In calling out Adams for objecting to the cancellation of excerpts from Klinghoffer but not to the same treatment of Short Ride in a Fast Machine, Taruskin may have been right—but for the wrong reasons. Short Ride, an exhilarating brass fanfare written in 1986, presents a thrillingly glib view of joyriding and, by extension, of one subset of that activity—racing to escape paparazzi. Is Adams’ high-speed romp a morally dangerous work? One would be unlikely to claim as much after hearing such kinetically seductive performances as that capping a recent recording (Decca, 2019) by the Montreal Symphony under Kent Nagano, long one of the leading champions of Adams’ music, including Klinghoffer. The composer conceived of Short Ride after being taken for a spin in a friend’s sports car: white-knuckled fun, in Adams’s words.
Being terrified is not the same as being terrorized.

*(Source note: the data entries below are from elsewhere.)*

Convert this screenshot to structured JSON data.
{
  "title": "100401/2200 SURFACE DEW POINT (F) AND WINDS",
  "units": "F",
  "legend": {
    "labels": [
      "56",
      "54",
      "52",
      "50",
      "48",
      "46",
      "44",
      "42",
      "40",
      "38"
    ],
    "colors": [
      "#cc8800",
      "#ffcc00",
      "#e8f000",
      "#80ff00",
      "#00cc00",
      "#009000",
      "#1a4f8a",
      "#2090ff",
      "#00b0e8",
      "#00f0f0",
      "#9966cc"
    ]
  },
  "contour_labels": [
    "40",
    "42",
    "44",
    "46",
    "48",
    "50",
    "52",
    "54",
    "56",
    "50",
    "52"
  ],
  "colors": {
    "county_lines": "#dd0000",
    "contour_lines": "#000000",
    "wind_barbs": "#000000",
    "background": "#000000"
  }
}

Like the most effective ghosts, terrorism is everywhere and nowhere: while its acts rightly evoke outrage, the numbers of fatalities in Europe and the Americas are relatively small, as the Guardian’s American “data editor” Mona Chalabi demonstrated in an article that appeared in the aftermath of the New York truck attacks of October 31st, 2017 (the 500th anniversary of the onset of the Lutheran Reformation, if one needs to be reminded of the long trajectory of religious violence, and the blood and terror that followed from Luther’s posting of his 95 Theses.) The overwhelming majority of terror fatalities come in the Middle East and North Africa, South Asia, and Sub-Saharan Africa: of the world-wide 26,328 deaths tallied by the Global Terrorism Database for 2017, 124 occurred in North America—less than half a percent of the reported total. These numbers do not take into account the toll wrought by anti-terrorism actions on people, schools and hospitals.

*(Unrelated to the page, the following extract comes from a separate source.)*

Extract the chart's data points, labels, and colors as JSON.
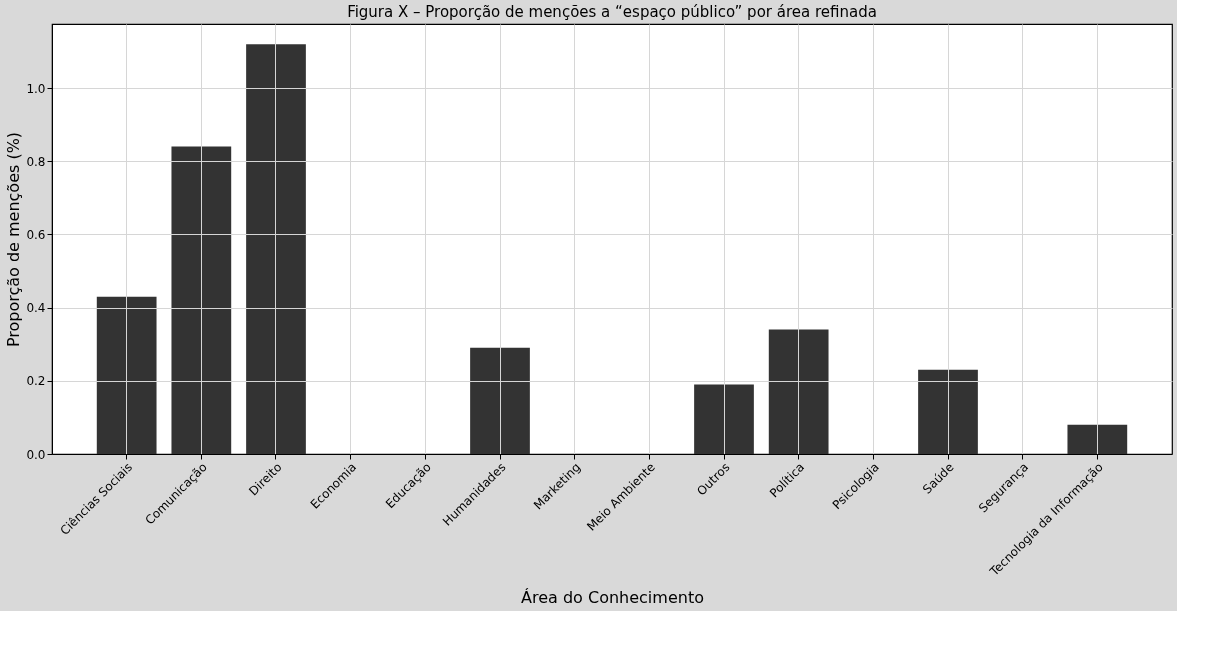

To brandish statistics often amounts to relativizing death; it’s a morally dubious and often self-serving exercise. The death tolls from the disparate events referred to by Taruskin varied widely: one on the cruise ship hijacking of 1985; three in the Paris tunnel of 1997; and 2,977 in New York, Washington DC, and Shanksville, Pennsylvania in 2001. As reported by the National Highway Traffic Safety Administration 42,196 people died on the American roadways in 2001. Since the attacks of September 11th some 700,000 people have been killed on American roads. The second leading cause of those deaths (with the number of pedestrians and cyclists accounting for about ten percent of these) is speeding. Such willfully dangerous behavior is neither morally nor ideologically neutral in its mortal embrace of the values of speed and greed and its disdain for fellow humans and for the natural world. Cancellers and self-moderators of potentially hurtful music will have to agree that there is likely to be someone in any audience touched by, or grieving over, the road death of someone they know. To pull such pieces from a program only when royals and/or celebrities die is callous. How long will the period of mourning be for Kobe Bryant in which performances of Wagner’s Ring with its Ride of the Valkyries (made famous in the helicopter scene in the film Apocalypse Now) are suspended? The logic of “self-control” quickly spins out of control.
Klinghoffer continues to elicit protest. The untroubled popularity of Short Ride remains robust, even as the piece celebrates a much greater threat.